Las células degradan anaeróbicamente a la glucosa, obteniendo dos moléculas de ácido láctico y sólo 2 ATP. 
– YOGUR: el yogur se hace fermentando la leche con bacterias lácticas, principalmente Lactobacillus bulgaricus, L.Bifidus (probióticos) y Estreptococus thermophilus. El lactato baja el pH, lo que desnaturaliza las proteínas lácteas que precipitar, cambian la textura del producto a la vez que se conserva más tiempo debido a la acidez y sin lactosa.
– QUESO: los quesos pueden llevar o no la fermentación láctica, si la llevan significa que no tienen lactosa y
si no la llevan significa que contienen lactosa. 
-Hay quesos madurados por bacterias: S. Thermophilus y L. Bulgaricus (provolone) o S. Cremoris (Cheddar).
-Para la producción de quesos madurados por hongos se utilizan: Penicillium glaucum, (gorgonzola), o Penicillium roqueforti, (roquefort).
Otros productos lácteos fermentados son: la mantequilla, el kéfir, la cuajada, el requesón o la ricotta.

b)
Fermentación alcohólica: proceso catabólico de fermentación, en ausencia de oxígeno, originadopor la actividad de algunos microorganismos que procesan la glucosa para obtener como productos finales: un alcohol en forma de etanol, dióxido de carbono y moléculas de ATP. El etanol resultante se emplea en la elaboración de algunas bebidas alcohólicas,  vino, la cerveza.

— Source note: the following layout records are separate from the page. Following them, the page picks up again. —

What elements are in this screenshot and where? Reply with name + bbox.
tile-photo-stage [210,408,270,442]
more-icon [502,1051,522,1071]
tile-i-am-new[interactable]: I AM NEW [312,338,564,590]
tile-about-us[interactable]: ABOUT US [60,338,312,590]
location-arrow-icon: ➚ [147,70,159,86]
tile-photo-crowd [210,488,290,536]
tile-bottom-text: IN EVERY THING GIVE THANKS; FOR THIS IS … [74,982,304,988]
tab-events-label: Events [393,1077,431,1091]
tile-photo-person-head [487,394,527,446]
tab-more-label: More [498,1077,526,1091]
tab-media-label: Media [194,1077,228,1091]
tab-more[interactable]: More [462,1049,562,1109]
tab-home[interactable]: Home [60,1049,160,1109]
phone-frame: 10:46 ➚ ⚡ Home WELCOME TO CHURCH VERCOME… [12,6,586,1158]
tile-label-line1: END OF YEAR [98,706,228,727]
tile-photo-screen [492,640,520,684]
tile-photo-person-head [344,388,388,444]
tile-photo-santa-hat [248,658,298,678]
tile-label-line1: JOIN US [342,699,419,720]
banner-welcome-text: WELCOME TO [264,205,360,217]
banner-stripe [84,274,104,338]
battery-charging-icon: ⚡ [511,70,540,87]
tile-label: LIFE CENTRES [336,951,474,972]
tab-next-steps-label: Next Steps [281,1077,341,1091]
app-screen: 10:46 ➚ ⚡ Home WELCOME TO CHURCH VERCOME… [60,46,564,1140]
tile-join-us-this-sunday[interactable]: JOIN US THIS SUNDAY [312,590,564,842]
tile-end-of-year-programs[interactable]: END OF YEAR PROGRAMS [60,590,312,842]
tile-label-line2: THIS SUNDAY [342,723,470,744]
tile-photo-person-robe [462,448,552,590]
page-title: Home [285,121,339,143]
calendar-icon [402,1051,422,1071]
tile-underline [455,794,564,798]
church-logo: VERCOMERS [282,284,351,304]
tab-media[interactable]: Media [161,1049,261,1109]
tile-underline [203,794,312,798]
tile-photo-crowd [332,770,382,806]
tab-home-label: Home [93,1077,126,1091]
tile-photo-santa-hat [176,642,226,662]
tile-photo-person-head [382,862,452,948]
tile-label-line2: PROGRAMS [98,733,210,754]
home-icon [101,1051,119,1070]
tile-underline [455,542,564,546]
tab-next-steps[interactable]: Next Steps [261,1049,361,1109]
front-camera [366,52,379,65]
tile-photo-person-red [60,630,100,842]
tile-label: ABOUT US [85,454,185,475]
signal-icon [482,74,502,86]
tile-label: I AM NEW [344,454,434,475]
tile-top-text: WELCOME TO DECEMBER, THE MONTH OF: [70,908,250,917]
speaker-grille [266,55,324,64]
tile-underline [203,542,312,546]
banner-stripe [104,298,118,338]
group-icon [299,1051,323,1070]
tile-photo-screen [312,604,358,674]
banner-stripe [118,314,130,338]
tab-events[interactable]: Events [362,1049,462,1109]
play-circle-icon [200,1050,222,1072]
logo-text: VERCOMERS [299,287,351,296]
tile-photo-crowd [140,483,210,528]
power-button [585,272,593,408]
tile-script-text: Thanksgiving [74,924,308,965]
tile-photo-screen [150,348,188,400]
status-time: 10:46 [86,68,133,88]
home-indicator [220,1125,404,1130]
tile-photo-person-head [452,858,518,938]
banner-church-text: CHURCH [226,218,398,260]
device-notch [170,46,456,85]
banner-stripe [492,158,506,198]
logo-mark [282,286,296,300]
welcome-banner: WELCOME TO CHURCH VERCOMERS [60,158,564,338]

Algunas levaduras como Saccharomyces cerevisiae transformar el ácido pirúvico en etanol y dióxido de carbono.  El sustrato que se oxida es la glucosa que ha entrado en la glucólisis, donde se ha formado piruvato, NADH y ATP. El piruvato, después de una  descarboxilación y una reducción se transforma en etanol. Consiste en la degradación anaerobia de glucosa a etanol, originándose CO2 como subproducto. El rendimiento energético es de 2 ATP. La realizan las levaduras principalmente, destacando la Saccharomyces cerevisiae, vino, cerveza, y pan. Utilizan la glucosa procedente de la hidrólisis del almidón en el pan y de la cebada en el caso de la cerveza.  Las levaduras son organismos aerobios facultativos en los que se produce el efecto
Pasteur. Si existe O 2  se inhibe la fermentación y degradan el pirúvico totalmente hasta CO 2  y agua.-Fermentado: producto alcohólico de baja graduación (-15/16 grados). Si sufren un proceso extra se convierte en destilado.
-Destilado: producto alcohólico de alta graduación. Todo destilado proviene de un fermentado.
Organismos fermentadores alcohólicos (anaeróbicos): diversos microorganismos, tanto bacterianos
como eucarióticos, realizan la fermentación alcohólica, más utilizados son hongos ascomicetos unicelulares, las levaduras, concretamente del genero Saccharomyces.